Célestin et Amboisine sont égaement cabertiers Les revenus des métiers ne suffisent pas, et il faut bien trouver d’autres moyens de vivre. A B ertry, les estaminets fleurissent dans chaque rue, lieux d’échanges et de rencontres, où l’on sert la bière du pays pour arrondir les fins de mois, mais aussi du genièvre et de l'absynthe.
La fin d’un âge d’or
Charles grandit dans un monde en pleine mutation. L’âge d’or de la mulquinerie — cet art raffiné de tisser les fines toiles de lin — appartient désormais au passé. Pendant des générations, les familles bertrésiennes vivaient du tissage de ces étoffes légères, réputées dans toute la région. Mais au milieu du XIXᵉ siècle, le vent tourne : la laine puis le coton remplacent peu à peu le lin, entraînant des bouleversements dans les modes de production.

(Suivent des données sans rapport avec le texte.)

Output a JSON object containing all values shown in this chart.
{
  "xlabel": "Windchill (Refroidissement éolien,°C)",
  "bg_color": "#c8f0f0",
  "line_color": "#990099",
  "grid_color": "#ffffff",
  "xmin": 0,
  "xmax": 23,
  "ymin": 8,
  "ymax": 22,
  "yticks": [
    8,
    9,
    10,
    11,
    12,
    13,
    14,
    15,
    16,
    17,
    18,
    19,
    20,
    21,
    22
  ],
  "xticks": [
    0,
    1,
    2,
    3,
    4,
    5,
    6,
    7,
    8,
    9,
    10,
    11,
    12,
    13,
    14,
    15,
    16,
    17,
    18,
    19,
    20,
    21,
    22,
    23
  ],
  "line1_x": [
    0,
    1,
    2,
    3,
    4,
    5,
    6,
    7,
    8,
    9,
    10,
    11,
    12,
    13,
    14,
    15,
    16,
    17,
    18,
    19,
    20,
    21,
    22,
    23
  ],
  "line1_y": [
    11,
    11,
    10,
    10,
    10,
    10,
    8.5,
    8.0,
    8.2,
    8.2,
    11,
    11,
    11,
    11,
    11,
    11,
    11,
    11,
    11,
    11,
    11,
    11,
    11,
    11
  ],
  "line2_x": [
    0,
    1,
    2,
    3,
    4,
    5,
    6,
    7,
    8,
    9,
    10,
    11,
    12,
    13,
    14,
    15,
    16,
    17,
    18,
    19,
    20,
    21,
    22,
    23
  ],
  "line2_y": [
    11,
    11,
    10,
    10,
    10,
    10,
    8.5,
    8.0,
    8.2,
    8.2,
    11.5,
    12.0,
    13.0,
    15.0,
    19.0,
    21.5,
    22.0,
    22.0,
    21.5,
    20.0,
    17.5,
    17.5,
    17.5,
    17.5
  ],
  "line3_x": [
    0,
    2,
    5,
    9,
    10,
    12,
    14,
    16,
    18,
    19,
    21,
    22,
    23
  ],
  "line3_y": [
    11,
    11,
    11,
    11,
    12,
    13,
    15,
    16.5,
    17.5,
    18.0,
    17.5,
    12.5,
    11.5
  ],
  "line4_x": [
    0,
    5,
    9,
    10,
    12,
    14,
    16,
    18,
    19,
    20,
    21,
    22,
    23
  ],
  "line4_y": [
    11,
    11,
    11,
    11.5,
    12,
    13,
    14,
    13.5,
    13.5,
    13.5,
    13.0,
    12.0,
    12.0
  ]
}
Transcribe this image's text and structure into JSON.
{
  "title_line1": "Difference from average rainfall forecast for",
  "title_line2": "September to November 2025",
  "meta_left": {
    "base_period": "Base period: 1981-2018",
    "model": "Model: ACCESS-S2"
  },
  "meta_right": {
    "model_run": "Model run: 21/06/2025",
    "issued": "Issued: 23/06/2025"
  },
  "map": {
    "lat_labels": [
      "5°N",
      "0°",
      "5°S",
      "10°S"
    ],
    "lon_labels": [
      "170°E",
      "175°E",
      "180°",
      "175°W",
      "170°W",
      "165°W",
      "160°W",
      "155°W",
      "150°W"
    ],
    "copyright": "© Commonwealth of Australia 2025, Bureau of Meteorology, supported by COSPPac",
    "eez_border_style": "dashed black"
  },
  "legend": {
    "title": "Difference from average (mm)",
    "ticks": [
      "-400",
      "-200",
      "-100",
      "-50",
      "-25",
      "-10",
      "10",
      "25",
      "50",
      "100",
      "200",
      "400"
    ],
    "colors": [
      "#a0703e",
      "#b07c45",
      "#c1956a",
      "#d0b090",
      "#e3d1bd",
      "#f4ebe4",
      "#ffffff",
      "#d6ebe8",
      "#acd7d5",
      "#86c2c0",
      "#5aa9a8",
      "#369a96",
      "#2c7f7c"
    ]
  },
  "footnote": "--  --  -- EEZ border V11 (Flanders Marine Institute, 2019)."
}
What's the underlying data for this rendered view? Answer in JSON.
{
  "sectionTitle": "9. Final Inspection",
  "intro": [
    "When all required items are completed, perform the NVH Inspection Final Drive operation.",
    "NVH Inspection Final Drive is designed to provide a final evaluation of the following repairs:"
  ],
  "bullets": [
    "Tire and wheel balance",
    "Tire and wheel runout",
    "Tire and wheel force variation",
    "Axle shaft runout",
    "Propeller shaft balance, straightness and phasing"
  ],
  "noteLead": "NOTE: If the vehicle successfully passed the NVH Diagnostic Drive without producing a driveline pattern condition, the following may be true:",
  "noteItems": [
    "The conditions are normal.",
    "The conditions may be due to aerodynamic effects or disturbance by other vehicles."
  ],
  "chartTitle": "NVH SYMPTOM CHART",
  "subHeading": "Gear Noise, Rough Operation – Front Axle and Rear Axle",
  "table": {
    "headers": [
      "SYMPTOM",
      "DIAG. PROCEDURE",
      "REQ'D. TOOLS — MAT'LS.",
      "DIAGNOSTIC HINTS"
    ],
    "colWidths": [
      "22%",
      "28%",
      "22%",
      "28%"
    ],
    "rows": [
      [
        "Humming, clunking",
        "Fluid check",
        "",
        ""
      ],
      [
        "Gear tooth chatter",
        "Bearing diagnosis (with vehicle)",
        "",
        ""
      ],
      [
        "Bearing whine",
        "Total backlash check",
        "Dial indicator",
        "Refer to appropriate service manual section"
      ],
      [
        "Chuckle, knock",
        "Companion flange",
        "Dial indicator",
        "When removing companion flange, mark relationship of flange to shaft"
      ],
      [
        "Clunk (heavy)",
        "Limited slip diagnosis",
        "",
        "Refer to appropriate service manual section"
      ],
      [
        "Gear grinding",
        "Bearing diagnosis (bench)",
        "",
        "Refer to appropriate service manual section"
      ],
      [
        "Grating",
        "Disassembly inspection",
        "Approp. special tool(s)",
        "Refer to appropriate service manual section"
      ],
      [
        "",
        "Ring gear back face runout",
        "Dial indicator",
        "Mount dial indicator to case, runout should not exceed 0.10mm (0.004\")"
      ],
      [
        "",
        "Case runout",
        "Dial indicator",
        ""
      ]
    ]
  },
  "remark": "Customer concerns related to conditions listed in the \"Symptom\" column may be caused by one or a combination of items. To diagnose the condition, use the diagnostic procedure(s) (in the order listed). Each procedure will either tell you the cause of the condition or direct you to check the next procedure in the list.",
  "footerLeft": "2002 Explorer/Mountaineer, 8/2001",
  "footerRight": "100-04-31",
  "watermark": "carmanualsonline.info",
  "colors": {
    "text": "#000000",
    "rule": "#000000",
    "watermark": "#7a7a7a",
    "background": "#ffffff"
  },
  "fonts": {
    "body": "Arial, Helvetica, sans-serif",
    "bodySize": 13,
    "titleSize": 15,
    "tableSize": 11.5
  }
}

Autrefois, les tisseurs travaillaient souvent dans l’humidité des caves, car le lin exigeait une atmosphère particulière pour ne pas casser. Avec le coton et les nouveaux métiers, les ateliers remontent à la lumière du jour. L’hygiène de vie s’améliore un peu… mais tout a un prix.
La course à la mécanisation
Les progrès techniques imposent leurs lois. Les métiers traditionnels, hérités des générations précédentes, ne suffisent plus. Les tisseurs doivent investir dans des équipements plus performants : acheter un métier plus rapide, plus solide, plus moderne. Et pour cela, il faut s’endetter.
L’histoire de la famille FRUIT illustre parfaitement cette évolution.
Le grand-père de Charles Antoine, cultivateur-mulquinier, partageait encore son temps entre les champs et le tissage. Mais peu à peu, les lopins de terre disparaissent, vendus pour financer l’achat de métiers plus coûteux. La génération suivante, celle de Célestin, abandonne presque entièrement l’activité agricole : le tissage prend le pas sur le labour.
Pourtant, les fins de mois restent fragiles. Beaucoup, comme Célestin et tant d’autres, doivent encore compléter l’hiver par le tissage et reprendre les travaux saisonniers agricoles l’été : moissons, battages, récoltes. Dans le Cambrésis, on ne peut se permettre de négliger la terre, même quand le métier de tisseur occupe déjà toutes les heures du jour.